Our friend was speaking, though, out of the experience of watching the homeless population continue to grow apace in the area where she works. It's not just men and women any more, she says: it's whole families. How could the city absorb another significant influx, when we can't even adequately respond to the desperate needs of those already here? As the promised trickle-down effect continues to flood upward to the already wealthy instead of trickling down to those in need, those at the bottom of the heap are sinking further and further into poverty and despair. As I understand it, the conservative strangling of the government beast, from top to bottom, has effectively stripped local governments of the means to aid their poorest citizens, even as they multiply in numbers.
With this in mind, much more is needed than your Dad's rosy picture of a thousand points of light, or your "faith-based" charities. You took the step of accepting responsibility for the failures of the federal government in responding to the Gulf Coast disaster--but, as an astute letter writer to the New York Times asked this very morning, Bush: what does that mean? Does it mean that you're ready to take the difficult steps necessary to make goverment responsible again? Does it mean that you're ready to ask the country to make sacrifices--and pay taxes? Does it mean that you'll do whatever it takes to prepare the country for the next natural disaster or terrorist attack?
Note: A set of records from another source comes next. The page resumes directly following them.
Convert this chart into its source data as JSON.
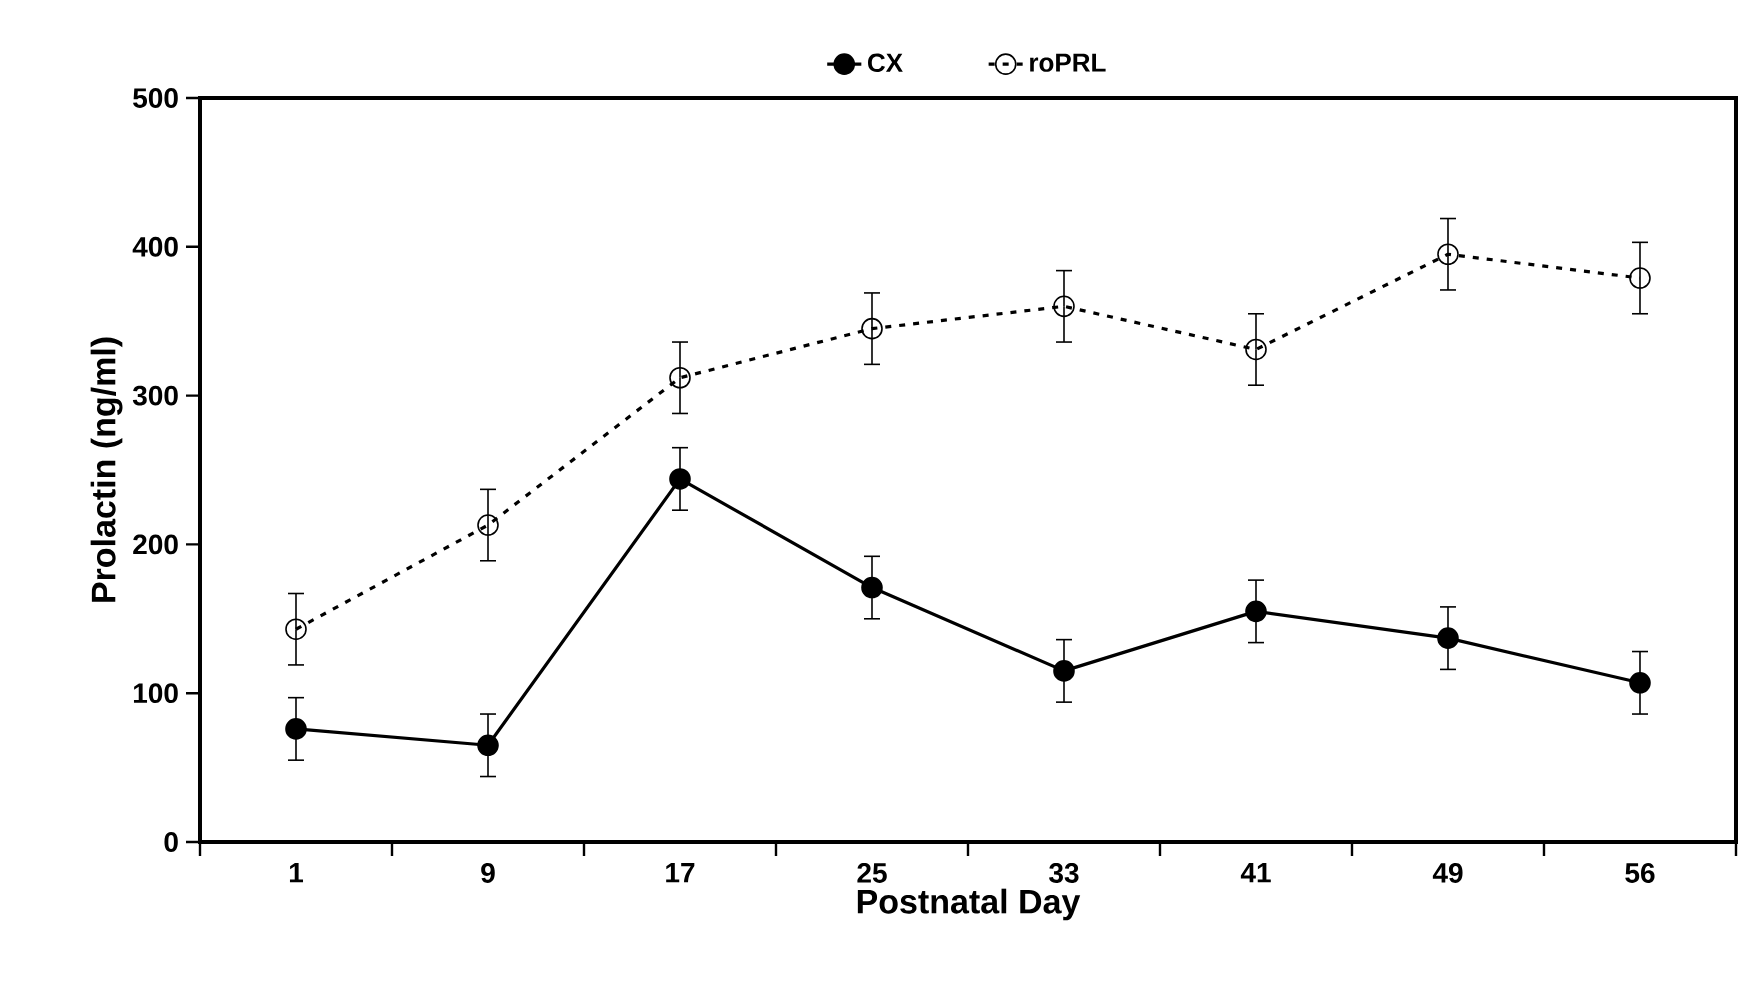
{
  "chart_data": {
    "type": "line",
    "xlabel": "Postnatal Day",
    "ylabel": "Prolactin (ng/ml)",
    "categories": [
      "1",
      "9",
      "17",
      "25",
      "33",
      "41",
      "49",
      "56"
    ],
    "ylim": [
      0,
      500
    ],
    "yticks": [
      0,
      100,
      200,
      300,
      400,
      500
    ],
    "marker": "circle",
    "legend": "top",
    "grid": false,
    "series": [
      {
        "name": "CX",
        "color": "#000000",
        "line_style": "solid",
        "values": [
          76,
          65,
          244,
          171,
          115,
          155,
          137,
          107
        ],
        "errors": [
          21,
          21,
          21,
          21,
          21,
          21,
          21,
          21
        ]
      },
      {
        "name": "roPRL",
        "color": "#000000",
        "line_style": "dashed",
        "values": [
          143,
          213,
          312,
          345,
          360,
          331,
          395,
          379
        ],
        "errors": [
          24,
          24,
          24,
          24,
          24,
          24,
          24,
          24
        ]
      }
    ]
  }
}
Or, Bush, is it just more hot air? I hope you'll clarify these points in your prime time speech to the nation this evening, and that you won't waste all of our time reminding us what a great country we are, and how we'll emerge stronger from this ordeal, and how the compassionate response of the American people will rise to the occasion. Enough with the bullshit, okay, Bush? We need some real change in your attitude toward the government you purport to lead before we believe another word from you.